Manual Implementation

import numpy as np

def residual_block_forward(x, W1, b1, W2, b2):
    """
    Pre-norm residual MLP block, numpy only.
    x:  (B, D) input
    W1: (D, 4D), b1: (4D,), W2: (4D, D), b2: (D,)
    Returns: (B, D)
    """
    # Layer norm (simplified: per-sample, per-feature)
    mu = x.mean(axis=-1, keepdims=True)                # (B, 1)
    var = x.var(axis=-1, keepdims=True)                 # (B, 1)
    x_norm = (x - mu) / np.sqrt(var + 1e-5)            # (B, D)

    # MLP: expand -> GELU -> project back
    h = x_norm @ W1 + b1                                # (B, 4D)
    h = h * 0.5 * (1.0 + np.tanh(                       # GELU approximation
        np.sqrt(2.0 / np.pi) * (h + 0.044715 * h ** 3)
    ))                                                   # (B, 4D)
    out = h @ W2 + b2                                   # (B, D)

    return x + out  # <-- the residual connection: input + block output

Popular Uses

Transformers (GPT, LLaMA, BERT, ViT): every attention and MLP sub-layer uses a residual connection. The “residual stream” is the backbone of transformer computation (see transformer/)
ResNet (He et al., 2015): the original application — enabled training 152-layer CNNs for ImageNet, up from ~20 layers without skip connections
Diffusion U-Nets (see diffusion/): skip connections between encoder and decoder at matching resolutions, plus residual blocks within each resolution level
Policy and value networks (see policy-gradient/, q-learning/): deeper RL networks use residual blocks to stabilise training
GANs (see gans/): both generators and discriminators in modern GANs (StyleGAN, BigGAN) use residual blocks extensively

Alternatives

Alternative	When to use	Tradeoff
Dense connections (DenseNet)	Need maximum feature reuse in CNNs	Concatenates all previous outputs instead of adding; much higher memory cost
Highway networks	Predecessor to ResNets; historical interest	Learned gating T(x) controls how much signal passes through; more parameters, no clear benefit over simple addition
No skip connection	Very shallow networks (< 5 layers)	Simpler, but gradient flow degrades rapidly with depth
Weighted residual	Fine-grained control over skip strength	y = F(x) + alpha * x with learnable alpha; used in some diffusion architectures (e.g. progressive training)
ReZero	Faster early training	y = x + alpha * F(x), with alpha initialised to 0; each layer starts as identity

Historical Context

Residual connections were introduced by He et al. in “Deep Residual Learning for Image Recognition” (2015), which won the ImageNet competition by training a 152-layer CNN — dramatically deeper than anything before. The key insight was reframing each layer as learning a residual delta rather than a full transformation, which they showed eliminated the “degradation problem” where adding more layers to a sufficiently deep network actually increased training error.
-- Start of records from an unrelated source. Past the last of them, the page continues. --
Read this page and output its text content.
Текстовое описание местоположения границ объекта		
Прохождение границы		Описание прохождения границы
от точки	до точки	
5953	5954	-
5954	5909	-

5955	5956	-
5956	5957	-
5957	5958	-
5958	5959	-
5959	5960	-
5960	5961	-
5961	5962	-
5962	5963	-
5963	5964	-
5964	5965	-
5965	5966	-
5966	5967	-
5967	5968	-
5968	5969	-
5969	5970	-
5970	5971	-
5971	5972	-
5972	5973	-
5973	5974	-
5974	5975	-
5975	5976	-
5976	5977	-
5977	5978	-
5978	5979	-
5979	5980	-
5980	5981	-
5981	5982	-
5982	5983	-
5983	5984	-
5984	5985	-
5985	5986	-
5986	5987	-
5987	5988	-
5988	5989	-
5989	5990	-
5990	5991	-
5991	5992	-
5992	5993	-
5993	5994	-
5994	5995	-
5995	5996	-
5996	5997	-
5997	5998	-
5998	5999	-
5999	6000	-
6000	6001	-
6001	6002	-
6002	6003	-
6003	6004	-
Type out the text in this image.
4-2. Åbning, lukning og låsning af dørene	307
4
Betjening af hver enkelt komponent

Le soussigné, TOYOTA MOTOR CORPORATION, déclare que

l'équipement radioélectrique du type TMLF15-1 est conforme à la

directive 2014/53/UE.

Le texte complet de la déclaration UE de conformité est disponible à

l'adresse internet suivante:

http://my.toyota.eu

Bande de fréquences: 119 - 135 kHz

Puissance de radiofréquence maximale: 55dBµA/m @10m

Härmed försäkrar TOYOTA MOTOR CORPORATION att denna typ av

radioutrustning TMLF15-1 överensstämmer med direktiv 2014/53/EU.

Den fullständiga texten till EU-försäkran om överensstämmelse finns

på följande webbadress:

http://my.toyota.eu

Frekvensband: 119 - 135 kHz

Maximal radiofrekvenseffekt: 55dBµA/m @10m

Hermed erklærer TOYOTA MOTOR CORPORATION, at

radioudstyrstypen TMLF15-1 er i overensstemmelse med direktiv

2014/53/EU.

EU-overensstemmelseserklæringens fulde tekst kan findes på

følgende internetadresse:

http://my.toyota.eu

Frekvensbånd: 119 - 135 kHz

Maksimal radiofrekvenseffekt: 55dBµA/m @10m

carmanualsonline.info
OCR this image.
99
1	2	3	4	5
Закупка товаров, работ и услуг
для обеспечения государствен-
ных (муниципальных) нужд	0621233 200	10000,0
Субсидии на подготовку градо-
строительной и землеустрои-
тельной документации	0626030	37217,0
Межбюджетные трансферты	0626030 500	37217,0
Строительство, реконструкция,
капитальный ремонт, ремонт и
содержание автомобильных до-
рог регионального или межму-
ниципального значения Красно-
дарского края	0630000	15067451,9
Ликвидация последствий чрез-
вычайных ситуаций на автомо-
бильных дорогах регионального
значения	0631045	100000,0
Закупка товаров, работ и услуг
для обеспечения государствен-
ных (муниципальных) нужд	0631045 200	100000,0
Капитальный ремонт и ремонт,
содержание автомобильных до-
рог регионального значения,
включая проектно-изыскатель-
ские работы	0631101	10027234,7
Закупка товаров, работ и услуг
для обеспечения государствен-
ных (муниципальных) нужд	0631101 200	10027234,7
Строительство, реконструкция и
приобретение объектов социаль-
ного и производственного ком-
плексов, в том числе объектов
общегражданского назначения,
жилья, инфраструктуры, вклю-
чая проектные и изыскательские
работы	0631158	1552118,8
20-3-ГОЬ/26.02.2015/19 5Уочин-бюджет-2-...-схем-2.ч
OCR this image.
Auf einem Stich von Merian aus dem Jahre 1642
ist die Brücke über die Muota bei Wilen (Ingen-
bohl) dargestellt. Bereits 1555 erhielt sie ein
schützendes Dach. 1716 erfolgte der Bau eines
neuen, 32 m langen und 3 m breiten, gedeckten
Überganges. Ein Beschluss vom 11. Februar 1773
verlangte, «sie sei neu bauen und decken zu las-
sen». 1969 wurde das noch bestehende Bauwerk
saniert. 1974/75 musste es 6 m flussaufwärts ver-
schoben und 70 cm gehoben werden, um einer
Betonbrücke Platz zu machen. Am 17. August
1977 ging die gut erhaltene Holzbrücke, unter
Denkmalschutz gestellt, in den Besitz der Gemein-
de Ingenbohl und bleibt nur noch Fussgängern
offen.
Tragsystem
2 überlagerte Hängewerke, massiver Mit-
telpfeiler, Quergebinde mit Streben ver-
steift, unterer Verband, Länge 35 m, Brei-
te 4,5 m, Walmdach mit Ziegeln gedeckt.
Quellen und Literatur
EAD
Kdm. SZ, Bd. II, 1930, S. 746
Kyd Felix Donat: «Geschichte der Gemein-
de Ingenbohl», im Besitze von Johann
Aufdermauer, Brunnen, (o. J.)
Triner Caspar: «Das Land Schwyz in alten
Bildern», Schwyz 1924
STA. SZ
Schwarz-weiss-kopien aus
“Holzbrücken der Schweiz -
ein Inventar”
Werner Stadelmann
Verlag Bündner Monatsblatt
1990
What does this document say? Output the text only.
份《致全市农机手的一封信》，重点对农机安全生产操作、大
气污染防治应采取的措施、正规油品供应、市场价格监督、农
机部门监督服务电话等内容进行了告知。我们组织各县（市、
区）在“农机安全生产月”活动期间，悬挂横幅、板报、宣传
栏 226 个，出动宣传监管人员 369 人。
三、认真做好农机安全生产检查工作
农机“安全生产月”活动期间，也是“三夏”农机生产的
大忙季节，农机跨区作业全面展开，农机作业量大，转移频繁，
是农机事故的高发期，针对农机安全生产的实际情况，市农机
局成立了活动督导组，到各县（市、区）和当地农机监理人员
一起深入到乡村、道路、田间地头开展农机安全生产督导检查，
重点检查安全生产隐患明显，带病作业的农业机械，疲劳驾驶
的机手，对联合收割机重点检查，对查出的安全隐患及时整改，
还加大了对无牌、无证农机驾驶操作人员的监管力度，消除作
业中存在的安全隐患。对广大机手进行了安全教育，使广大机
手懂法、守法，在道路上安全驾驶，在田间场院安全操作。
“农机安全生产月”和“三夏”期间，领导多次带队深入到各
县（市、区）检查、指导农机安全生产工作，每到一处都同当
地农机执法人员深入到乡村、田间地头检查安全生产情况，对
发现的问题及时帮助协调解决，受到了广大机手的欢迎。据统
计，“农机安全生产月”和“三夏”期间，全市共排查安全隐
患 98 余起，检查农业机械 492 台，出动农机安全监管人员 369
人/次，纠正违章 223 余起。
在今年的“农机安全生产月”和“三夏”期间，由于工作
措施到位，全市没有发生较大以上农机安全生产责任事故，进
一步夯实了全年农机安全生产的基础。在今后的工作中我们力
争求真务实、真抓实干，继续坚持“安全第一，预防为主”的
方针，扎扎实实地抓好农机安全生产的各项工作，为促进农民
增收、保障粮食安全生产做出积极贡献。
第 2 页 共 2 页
The idea was quickly adopted by the transformer architecture (Vaswani et al., 2017), where it became even more critical — transformers stack dozens of attention and MLP blocks, and without residual connections, training diverges. The shift from “post-norm” (original transformer: normalise after the addition) to “pre-norm” (GPT-2 onward: normalise before the block) further improved training stability and is now the universal default. The concept has become so fundamental that modern architectures are often described in terms of their “residual stream” — the data flowing through the skip connections, modified incrementally by each block.